QCBSRworkshops / workshop09

Workshop 9 - Multivariate analyses
Other
8 stars 4 forks source link

The section on hierarchical clustering needs improvement #3

Open pedrohbraga opened 3 years ago

pedrohbraga commented 3 years ago

The section on hierarchical clustering needs a lot of improvement on its clarity and on its content.

The instruction of the clustering algorithms in this workshop would improve a lot if they included working examples that build step by step with the distance matrix calculated for a few organisms (e.g., four or five), with the first step showing the first clustering along with both the first branch length estimation and the first distance matrix update, followed by the second step, until the final one, where a dendrogram is displayed.

The same working example could be used to compare other types of linkages.

The explanation of these methods and their distinctions are also more easily depicted if the formulas are included in the slides.

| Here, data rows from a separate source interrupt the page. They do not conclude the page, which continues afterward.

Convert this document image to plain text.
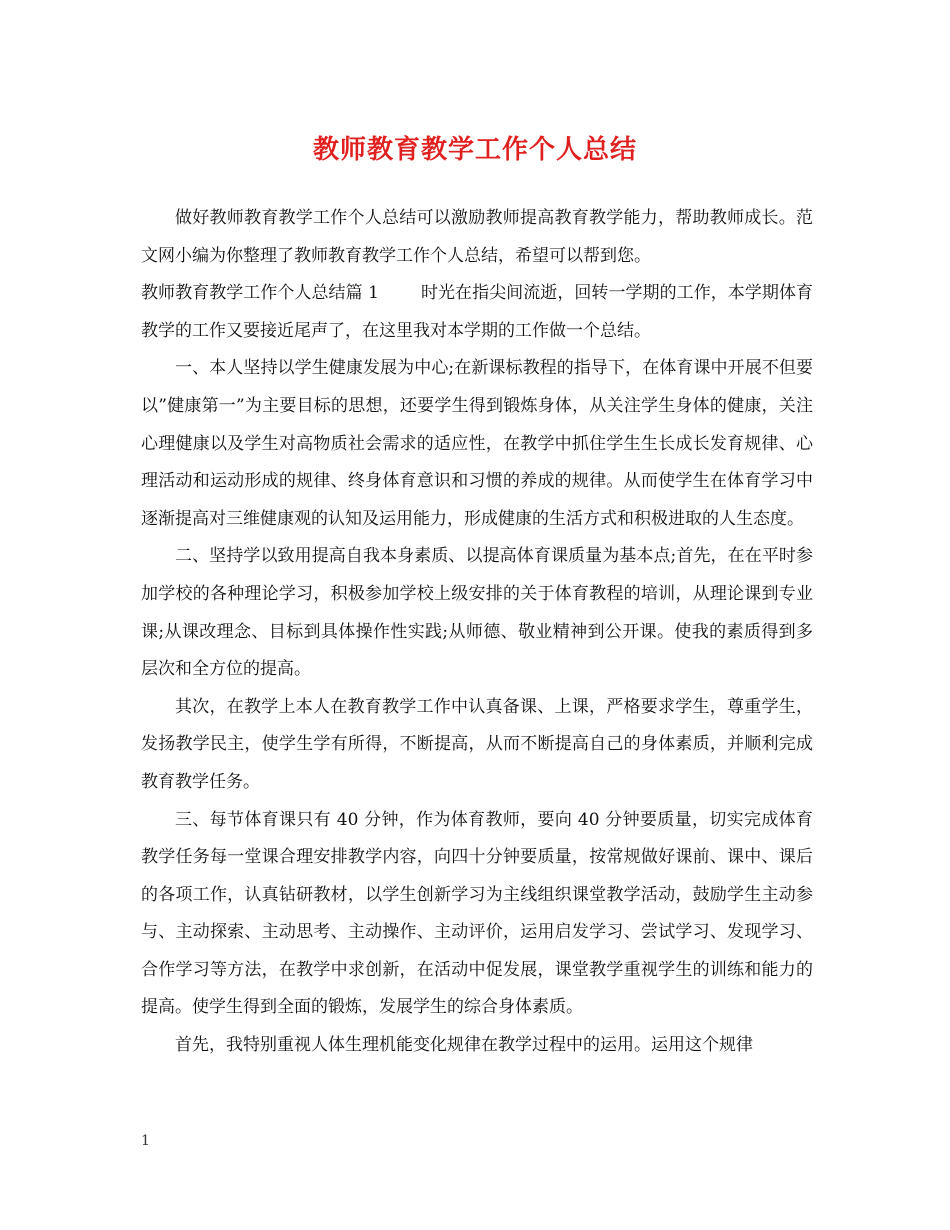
教师教育教学工作个人总结

做好教师教育教学工作个人总结可以激励教师提高教育教学能力，帮助教师成长。范文网小编为你整理了教师教育教学工作个人总结，希望可以帮到您。

教师教育教学工作个人总结篇 1 时光在指尖间流逝，回转一学期的工作，本学期体育教学的工作又要接近尾声了，在这里我对本学期的工作做一个总结。

一、本人坚持以学生健康发展为中心;在新课标教程的指导下，在体育课中开展不但要以”健康第一”为主要目标的思想，还要学生得到锻炼身体，从关注学生身体的健康，关注心理健康以及学生对高物质社会需求的适应性，在教学中抓住学生生长成长发育规律、心理活动和运动形成的规律、终身体育意识和习惯的养成的规律。从而使学生在体育学习中逐渐提高对三维健康观的认知及运用能力，形成健康的生活方式和积极进取的人生态度。

二、坚持学以致用提高自我本身素质、以提高体育课质量为基本点;首先，在在平时参加学校的各种理论学习，积极参加学校上级安排的关于体育教程的培训，从理论课到专业课;从课改理念、目标到具体操作性实践;从师德、敬业精神到公开课。使我的素质得到多层次和全方位的提高。

其次，在教学上本人在教育教学工作中认真备课、上课，严格要求学生，尊重学生，发扬教学民主，使学生学有所得，不断提高，从而不断提高自己的身体素质，并顺利完成教育教学任务。

三、每节体育课只有 40 分钟，作为体育教师，要向 40 分钟要质量，切实完成体育教学任务每一堂课合理安排教学内容，向四十分钟要质量，按常规做好课前、课中、课后的各项工作，认真钻研教材，以学生创新学习为主线组织课堂教学活动，鼓励学生主动参与、主动探索、主动思考、主动操作、主动评价，运用启发学习、尝试学习、发现学习、合作学习等方法，在教学中求创新，在活动中促发展，课堂教学重视学生的训练和能力的提高。使学生得到全面的锻炼，发展学生的综合身体素质。

首先，我特别重视人体生理机能变化规律在教学过程中的运用。运用这个规律

1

In addition to this, this workshop only includes single-linkage clustering, complete-linkage clustering and Ward's criterion). Unweighted pair group method with arithmetic mean (UPGMA) are widely used in ecology and evolution and could be covered in this section.

An explanation of the decision on how many groups to keep should be added to this section.

A short explanation of the distance metrics and a few comparisons should also be provided.

Finally, an interactive exercise should be added to this section to help participants assimilate this content.

If possible, other visualization methods for the dendrograms could be added, e.g. ggdendro::ggdendrogram() or dendextend.